Number of strong interactions per drug
Strong synergies and antagonisms
For the drugs of the selected combinations, strong interactions are shown (FDR < 0.05 and effect size > |0.1|). The effect size is quantified as absolute value of first or third quartile for synergy and antagonism, respectively, of the distribution of Bliss scores for the selected combination (Methods).
Growth curves
Optical density at 595 nm (OD595nm) was monitored over time until cells reached stationary phase (Methods). OD595nm values are shown after background subtraction, before normalizing by no-drug controls (Methods). The arrangement of the plots is the same as in the corresponding checkerboard plot (see “Checkerboards”), with the curves arrayed to form 4x4 concentration matrices for each drug combination, including single-drug controls (left column for donor and bottom row for recipient drugs) and no-drug controls. The three concentrations at which each drug was tested – expressed in µg/ml - are annotated together with drug names in each single-drug column or row. Experiments can be selected according to each drug testing mode (as donor or recipient – see Methods), plate batch (corresponding to recipient biological replicate), donor drug biological replicate. Note that for single-donor controls (left column), growth curves from three single-donor control wells in the selected plate are shown; for single-recipient controls, growth curves from the recipient control plates included in the selected batch are shown (Methods). Each subplot shows two growth curves from technical replicate wells.
Checkerboard viewer
4x4 checkerboards assembled as explained in “Growth curves”. Shown values correspond to optical density at 595 nm (OD595nm) measured at the transition between exponential and stationary phase (8h for S. aureus, 5.5 h for B. subtilis and 3.7 h for S. pneumoniae). This value was then normalized by the robust mean of corresponding values from six no-drug controls included in each plate (Methods). Each subplot indicates which drug of the pair was tested as donor, the single-donor biological replicate, the recipient plate batch used and which technical replicate of the plate is shown. Concentrations – expressed in µg/ml - are shown next to drug names for each subplot. Significance and effect size values are shown for each combination. Adjusted p-value 'padj' is based on a non-parametric (resampling) test and 'efsize' is the upper or lower quartile of all the Bliss scores observed for this combination (Methods).
Interaction score matrix
For each combination, all Bliss interaction scores observed in the screen are shown. Negative Bliss scores indicate synergy, positive scores indicate antagonism. In rows we enumerate concentration ratios of the combination. Concentrations are expressed in µg/ml. Columns follow the notation: (plate batch, donor biological replicate, technical replicate well, drug tested as donor).
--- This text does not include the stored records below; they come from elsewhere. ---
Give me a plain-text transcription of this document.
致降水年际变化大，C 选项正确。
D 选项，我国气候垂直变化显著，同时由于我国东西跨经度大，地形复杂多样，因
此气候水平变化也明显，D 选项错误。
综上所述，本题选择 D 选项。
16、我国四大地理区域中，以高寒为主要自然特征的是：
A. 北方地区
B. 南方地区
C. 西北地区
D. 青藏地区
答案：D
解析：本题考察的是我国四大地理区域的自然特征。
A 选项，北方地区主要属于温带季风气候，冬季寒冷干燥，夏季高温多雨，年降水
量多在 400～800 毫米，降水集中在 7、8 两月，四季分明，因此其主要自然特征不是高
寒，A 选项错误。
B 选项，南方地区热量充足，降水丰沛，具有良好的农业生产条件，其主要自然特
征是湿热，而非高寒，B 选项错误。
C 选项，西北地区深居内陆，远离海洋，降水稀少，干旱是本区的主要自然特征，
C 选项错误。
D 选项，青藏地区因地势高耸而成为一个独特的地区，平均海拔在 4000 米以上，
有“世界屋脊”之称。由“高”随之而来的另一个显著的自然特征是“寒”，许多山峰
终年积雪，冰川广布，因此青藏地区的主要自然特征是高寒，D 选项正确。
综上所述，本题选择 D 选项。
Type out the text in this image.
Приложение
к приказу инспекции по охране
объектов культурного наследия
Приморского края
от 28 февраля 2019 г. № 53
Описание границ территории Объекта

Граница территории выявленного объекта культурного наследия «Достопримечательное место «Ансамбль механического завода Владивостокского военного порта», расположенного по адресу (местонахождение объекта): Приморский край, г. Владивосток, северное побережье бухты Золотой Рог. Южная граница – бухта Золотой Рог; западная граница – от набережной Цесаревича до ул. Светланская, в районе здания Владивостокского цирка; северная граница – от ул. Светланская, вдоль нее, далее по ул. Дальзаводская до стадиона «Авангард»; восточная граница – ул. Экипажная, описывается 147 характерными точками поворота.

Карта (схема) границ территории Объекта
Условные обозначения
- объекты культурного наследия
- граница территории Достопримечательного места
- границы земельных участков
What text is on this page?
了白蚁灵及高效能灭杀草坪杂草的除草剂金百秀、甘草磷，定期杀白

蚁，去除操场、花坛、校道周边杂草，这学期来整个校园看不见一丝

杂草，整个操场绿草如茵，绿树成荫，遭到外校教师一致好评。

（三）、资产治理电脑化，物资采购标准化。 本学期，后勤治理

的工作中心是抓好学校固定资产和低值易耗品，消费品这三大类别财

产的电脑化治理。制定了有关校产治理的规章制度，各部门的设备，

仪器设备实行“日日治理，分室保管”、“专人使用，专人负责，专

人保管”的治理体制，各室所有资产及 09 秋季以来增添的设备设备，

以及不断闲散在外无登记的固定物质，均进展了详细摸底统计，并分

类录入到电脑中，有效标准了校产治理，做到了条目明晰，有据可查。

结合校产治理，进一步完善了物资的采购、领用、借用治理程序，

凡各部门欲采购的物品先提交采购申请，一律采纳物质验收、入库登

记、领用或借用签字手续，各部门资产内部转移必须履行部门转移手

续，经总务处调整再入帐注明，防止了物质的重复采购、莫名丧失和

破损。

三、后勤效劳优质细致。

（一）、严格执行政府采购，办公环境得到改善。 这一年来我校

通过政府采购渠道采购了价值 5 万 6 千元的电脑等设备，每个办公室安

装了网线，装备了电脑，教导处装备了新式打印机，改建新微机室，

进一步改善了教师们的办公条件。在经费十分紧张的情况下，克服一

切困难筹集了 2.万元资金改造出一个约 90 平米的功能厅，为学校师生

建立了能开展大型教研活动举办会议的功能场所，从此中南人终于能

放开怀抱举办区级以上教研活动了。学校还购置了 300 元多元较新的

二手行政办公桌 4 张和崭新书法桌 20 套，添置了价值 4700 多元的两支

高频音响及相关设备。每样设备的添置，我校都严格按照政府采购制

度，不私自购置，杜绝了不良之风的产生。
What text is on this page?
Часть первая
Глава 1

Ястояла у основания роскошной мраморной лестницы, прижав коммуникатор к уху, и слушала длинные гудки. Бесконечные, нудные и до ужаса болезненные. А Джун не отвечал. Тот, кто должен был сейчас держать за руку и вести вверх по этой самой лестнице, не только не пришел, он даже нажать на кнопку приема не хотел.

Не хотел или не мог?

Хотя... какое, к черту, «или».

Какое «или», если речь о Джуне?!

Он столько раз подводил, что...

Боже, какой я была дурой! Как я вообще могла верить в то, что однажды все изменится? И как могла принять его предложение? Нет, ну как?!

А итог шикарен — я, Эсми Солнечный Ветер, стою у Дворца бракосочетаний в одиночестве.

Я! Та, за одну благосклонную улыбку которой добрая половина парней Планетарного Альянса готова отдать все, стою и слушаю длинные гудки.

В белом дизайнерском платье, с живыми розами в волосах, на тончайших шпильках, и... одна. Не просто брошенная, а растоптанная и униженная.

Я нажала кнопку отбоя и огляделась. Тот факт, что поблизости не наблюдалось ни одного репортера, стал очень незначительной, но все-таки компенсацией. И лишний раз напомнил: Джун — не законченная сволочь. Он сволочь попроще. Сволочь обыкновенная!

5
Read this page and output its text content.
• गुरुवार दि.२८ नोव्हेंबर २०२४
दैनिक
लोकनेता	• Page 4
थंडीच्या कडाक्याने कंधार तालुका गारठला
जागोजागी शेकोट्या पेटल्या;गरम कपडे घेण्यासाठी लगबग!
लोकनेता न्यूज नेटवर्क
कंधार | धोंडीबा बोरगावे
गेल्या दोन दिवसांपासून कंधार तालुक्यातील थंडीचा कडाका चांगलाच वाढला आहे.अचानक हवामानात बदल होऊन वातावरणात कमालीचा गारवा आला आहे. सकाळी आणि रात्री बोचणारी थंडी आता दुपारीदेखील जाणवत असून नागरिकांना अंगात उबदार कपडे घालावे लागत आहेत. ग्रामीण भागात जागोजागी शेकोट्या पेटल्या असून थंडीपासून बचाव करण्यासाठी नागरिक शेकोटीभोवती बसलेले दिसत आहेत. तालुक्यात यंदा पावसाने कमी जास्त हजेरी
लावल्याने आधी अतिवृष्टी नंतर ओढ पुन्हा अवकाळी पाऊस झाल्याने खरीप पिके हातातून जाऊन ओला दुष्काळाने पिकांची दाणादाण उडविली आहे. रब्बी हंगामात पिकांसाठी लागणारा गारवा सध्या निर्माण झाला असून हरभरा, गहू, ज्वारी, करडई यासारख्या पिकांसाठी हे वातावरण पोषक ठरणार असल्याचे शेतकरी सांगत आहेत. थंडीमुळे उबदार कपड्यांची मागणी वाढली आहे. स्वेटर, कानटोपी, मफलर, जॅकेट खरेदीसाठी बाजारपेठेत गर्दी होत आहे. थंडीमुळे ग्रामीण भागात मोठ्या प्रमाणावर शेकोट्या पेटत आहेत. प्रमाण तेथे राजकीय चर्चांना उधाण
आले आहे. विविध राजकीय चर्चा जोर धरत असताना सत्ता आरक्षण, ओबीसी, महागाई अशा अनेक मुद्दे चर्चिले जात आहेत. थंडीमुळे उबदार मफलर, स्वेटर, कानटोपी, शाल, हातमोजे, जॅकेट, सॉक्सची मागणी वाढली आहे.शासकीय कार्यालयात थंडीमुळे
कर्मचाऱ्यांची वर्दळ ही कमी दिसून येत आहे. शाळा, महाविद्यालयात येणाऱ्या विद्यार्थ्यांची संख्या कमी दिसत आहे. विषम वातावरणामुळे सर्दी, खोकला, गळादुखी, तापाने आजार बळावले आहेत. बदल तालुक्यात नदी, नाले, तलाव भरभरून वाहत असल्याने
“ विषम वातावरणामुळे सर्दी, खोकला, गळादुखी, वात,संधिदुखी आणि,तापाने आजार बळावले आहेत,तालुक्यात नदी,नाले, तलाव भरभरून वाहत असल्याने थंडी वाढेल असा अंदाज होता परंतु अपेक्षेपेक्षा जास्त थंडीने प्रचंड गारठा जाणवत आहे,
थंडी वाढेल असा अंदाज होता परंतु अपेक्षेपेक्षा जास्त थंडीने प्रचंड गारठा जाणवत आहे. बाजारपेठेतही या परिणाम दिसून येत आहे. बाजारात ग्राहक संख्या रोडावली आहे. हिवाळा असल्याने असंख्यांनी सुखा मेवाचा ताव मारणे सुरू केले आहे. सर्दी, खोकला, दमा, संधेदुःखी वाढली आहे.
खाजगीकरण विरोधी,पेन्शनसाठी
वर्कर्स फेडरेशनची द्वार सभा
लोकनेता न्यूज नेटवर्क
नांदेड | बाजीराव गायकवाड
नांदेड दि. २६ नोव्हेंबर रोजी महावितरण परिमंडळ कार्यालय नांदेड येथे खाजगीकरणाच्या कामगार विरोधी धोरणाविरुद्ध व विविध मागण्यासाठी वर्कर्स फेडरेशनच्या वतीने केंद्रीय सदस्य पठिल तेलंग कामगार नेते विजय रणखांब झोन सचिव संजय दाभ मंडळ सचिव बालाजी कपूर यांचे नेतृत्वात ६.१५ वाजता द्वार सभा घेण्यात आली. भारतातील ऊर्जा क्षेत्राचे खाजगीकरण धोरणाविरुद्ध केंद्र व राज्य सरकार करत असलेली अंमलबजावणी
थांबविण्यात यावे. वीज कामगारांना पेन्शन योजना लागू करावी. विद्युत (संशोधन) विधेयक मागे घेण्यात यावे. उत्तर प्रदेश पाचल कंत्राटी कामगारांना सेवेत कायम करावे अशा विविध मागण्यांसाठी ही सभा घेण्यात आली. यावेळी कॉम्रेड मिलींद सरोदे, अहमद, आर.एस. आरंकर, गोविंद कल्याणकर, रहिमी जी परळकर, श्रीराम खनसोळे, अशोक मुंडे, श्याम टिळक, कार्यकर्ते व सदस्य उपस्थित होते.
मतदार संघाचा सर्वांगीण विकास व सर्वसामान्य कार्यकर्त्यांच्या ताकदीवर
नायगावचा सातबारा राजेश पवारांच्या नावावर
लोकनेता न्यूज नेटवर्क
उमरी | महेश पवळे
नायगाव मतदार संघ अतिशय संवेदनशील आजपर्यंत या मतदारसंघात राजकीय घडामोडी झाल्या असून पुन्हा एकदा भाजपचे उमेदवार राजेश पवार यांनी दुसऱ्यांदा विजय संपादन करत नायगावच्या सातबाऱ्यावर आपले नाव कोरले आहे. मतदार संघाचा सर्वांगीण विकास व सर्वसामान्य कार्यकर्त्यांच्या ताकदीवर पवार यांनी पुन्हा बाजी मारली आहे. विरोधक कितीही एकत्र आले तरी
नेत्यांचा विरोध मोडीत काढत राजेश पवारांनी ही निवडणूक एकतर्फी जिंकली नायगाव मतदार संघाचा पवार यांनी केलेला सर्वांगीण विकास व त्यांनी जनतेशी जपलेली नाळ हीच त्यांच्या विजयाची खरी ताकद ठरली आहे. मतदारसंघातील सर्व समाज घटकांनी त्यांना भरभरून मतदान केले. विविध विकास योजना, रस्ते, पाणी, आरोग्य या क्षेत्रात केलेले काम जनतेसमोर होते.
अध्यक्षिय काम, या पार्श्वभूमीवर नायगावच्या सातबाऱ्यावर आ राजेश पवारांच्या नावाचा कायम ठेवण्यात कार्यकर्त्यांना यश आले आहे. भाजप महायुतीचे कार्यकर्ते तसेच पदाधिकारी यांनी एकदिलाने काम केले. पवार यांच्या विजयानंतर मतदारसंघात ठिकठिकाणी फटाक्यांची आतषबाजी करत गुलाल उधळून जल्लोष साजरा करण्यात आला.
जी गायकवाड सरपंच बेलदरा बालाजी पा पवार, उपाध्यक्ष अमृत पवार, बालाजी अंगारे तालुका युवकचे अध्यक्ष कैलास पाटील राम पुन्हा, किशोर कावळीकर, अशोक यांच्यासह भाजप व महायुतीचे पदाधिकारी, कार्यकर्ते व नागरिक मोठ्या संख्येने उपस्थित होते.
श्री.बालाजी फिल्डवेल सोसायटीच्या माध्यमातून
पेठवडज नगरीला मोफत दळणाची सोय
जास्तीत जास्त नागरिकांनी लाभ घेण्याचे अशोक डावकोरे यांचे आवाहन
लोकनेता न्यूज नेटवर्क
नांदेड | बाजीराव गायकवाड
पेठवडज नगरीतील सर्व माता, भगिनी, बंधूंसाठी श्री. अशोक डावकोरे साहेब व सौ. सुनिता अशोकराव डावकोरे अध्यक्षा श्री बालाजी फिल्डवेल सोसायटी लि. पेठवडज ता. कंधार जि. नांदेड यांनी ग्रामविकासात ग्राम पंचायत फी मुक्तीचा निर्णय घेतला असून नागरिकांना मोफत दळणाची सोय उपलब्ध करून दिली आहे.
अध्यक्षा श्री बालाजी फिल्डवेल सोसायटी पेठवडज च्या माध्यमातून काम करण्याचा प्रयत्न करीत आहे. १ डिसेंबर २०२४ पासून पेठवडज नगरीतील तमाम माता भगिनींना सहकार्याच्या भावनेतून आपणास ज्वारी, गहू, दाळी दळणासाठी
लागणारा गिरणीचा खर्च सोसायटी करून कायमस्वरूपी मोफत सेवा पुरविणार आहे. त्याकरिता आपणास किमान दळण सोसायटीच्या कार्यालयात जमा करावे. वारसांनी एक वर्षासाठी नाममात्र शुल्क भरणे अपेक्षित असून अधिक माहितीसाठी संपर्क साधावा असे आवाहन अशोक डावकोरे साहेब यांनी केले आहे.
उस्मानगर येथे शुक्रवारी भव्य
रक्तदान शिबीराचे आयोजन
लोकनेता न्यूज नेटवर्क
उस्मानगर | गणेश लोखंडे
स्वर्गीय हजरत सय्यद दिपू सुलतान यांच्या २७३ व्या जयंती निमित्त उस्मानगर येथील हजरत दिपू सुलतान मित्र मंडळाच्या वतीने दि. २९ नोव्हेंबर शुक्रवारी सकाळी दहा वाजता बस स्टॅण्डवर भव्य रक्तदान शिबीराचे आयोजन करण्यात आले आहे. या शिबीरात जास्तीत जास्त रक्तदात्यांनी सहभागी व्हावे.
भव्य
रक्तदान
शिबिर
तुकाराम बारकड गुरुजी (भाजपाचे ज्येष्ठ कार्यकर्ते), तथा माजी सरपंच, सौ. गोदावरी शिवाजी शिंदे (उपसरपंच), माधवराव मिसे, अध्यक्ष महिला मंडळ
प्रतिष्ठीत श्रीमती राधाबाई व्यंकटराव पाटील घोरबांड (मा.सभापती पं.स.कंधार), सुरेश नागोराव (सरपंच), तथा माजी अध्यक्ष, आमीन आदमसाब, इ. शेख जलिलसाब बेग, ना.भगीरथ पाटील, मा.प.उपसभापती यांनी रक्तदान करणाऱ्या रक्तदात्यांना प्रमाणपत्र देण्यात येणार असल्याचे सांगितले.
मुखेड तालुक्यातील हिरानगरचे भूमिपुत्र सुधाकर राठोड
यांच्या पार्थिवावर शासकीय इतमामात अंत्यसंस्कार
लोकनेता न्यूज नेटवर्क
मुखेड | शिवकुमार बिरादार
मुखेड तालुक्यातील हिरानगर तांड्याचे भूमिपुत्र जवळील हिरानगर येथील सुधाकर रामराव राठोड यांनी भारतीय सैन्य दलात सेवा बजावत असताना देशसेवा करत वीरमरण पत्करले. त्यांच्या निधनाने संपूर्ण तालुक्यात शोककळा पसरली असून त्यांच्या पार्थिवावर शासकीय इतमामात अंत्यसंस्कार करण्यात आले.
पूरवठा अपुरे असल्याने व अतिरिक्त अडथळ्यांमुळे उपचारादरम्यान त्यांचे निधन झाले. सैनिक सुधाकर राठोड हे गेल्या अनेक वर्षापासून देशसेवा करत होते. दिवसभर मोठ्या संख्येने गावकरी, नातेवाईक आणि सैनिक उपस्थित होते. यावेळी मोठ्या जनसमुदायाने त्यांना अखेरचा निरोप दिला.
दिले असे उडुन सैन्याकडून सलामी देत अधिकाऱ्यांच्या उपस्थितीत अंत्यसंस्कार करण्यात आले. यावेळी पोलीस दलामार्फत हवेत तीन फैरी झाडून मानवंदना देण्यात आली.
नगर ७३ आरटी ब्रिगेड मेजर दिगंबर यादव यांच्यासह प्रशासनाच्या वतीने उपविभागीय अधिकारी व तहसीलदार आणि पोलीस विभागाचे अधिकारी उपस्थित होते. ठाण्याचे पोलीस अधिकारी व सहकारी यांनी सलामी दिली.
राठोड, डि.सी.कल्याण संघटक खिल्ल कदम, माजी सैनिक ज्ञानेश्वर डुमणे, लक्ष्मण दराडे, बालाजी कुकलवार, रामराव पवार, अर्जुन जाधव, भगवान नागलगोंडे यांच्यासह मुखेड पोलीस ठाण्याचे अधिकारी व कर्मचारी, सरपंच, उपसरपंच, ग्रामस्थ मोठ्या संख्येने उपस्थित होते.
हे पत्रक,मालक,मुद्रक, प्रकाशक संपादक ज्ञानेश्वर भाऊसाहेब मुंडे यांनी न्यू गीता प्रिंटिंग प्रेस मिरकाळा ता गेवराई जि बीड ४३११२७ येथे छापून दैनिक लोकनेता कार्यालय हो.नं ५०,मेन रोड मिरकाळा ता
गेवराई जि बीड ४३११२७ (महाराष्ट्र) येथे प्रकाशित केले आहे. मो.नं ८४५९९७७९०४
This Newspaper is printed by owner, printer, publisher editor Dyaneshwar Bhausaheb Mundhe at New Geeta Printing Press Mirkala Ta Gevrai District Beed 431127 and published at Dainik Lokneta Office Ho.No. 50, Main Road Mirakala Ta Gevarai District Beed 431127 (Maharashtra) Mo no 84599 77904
Grey cells indicate that the concentration ratio was not tested in that particular [batch - biological replicate - donor mode]. The cumulative effect size of the combination is shown on top of the heatmap, as first quartile value of the interaction score distribution for synergies, and third quartile for antagonisms (Methods).
Drug annotation
The table shows manually curated drug annotation (Supplementary Tables 1 and 6). The column “Main or non-antibiotic screen” specifies whether drugs are part of the main antibiotic screen in S. aureus, S. pneumoniae and B. subtilis or of the non-antibiotic screen performed in S. aureus DSM 20231. Drugs of the selected combination are highlighted in orange.